書物を積む者はやがて人生を積むだろう

和書を積んだり漢籍を積んだり和ゲーを積んだり洋ゲーを積んだり、蛇や魚を撫でたりする。

『三国志演義』の終盤について

 翻訳小説を読むかたわら、『三国志演義』の原書を、孔明の南蛮征伐のあたりからちくちく読み進めたりしていた。
 で、ひとつ思ったのは、私はもうこの小説に冷静な評価をくだせそうにない、ということ。なにしろ思い入れが強すぎる。その一方、内容をほとんど覚えてしまって、かえって細部に注意を払って読めなかった。
 もうひとつ感じたのは、孔明が死んだところで読むのをやめてしまう三国ファンは大きな損をしている、ということだ。
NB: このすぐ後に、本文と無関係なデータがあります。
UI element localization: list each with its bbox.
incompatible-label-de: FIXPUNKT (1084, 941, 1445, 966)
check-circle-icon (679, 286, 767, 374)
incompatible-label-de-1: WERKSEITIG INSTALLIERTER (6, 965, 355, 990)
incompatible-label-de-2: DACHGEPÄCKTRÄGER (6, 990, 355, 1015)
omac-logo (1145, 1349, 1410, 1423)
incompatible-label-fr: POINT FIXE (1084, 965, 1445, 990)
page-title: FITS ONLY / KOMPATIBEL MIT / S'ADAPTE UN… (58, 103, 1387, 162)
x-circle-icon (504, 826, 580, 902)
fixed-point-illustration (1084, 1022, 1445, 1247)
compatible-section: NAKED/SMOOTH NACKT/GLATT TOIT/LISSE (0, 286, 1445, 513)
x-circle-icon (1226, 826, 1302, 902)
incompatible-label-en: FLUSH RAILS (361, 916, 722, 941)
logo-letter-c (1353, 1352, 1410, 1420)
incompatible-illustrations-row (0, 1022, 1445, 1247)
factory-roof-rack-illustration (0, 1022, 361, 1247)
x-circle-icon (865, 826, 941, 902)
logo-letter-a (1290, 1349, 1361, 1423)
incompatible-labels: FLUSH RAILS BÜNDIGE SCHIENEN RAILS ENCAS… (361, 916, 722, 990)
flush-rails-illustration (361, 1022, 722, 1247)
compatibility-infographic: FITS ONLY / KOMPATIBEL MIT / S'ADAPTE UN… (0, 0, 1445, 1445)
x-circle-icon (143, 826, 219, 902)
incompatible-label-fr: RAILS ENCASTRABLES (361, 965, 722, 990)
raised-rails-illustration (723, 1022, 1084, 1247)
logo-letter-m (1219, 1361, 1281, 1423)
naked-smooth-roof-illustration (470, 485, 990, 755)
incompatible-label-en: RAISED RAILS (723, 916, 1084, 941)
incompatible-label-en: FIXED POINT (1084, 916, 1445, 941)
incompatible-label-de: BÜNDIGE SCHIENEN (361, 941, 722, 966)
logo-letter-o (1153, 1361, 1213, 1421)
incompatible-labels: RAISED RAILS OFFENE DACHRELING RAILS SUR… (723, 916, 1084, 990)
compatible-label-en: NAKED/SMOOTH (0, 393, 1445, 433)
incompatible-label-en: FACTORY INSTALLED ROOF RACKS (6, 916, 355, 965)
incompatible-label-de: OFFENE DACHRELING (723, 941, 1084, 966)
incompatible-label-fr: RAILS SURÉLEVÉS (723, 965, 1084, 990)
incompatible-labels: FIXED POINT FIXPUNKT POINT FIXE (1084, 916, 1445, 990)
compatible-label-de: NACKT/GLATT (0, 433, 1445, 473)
魏の司馬昭曹操を彷彿とさせるやり方で権力を握っていく様子、姜維トウ艾・鐘会という三国最後を彩る名将たちの凄惨な最期、司馬昭にからかわれる劉禅の滑稽、そして『演義』最後の会話シーン――天下を統一した司馬炎と、司馬一族の腹心として謀略の限りを尽くした賈充が、あの暴君・孫皓に鮮やかに切り返される――これに胸がすくことといったら!
 しかし何より、読者の心に響くのは、この文章だと思う。

のち、後漢皇帝・劉禅は晋の太康七年に世を去り、魏主・曹奐は太康元年に世を去り、呉主・孫皓は太康四年に世を去り、それぞれ天寿を全うした。

 この単純な文章! この文章が意味していることは、なんのことはない、平凡な三人の男が(孫皓は平凡とはいいにくいかもしれないが)、平穏に死んだというだけのこと。――でも彼らの父親はどうだったか? 祖父は?
 この文章の前には、百二十回分の積み重ねが、つまり、累々たる無残な屍骸の積み重ねがある。彼らの父祖を代表とする、数百人の英雄の死と、彼らの死とを見比べたとき――なんなんだろうね、この不思議な感興は?

 まったく単純な文章で、まこと複雑な感動をもよおさせる――三人の皇帝の平穏な死という『三国志演義』の幕引きは、きわめて見事なものであると私は思う。主役が退場したからといって、この巨編に幕引きまでつきあわないのは、たいそうもったいないことではないか。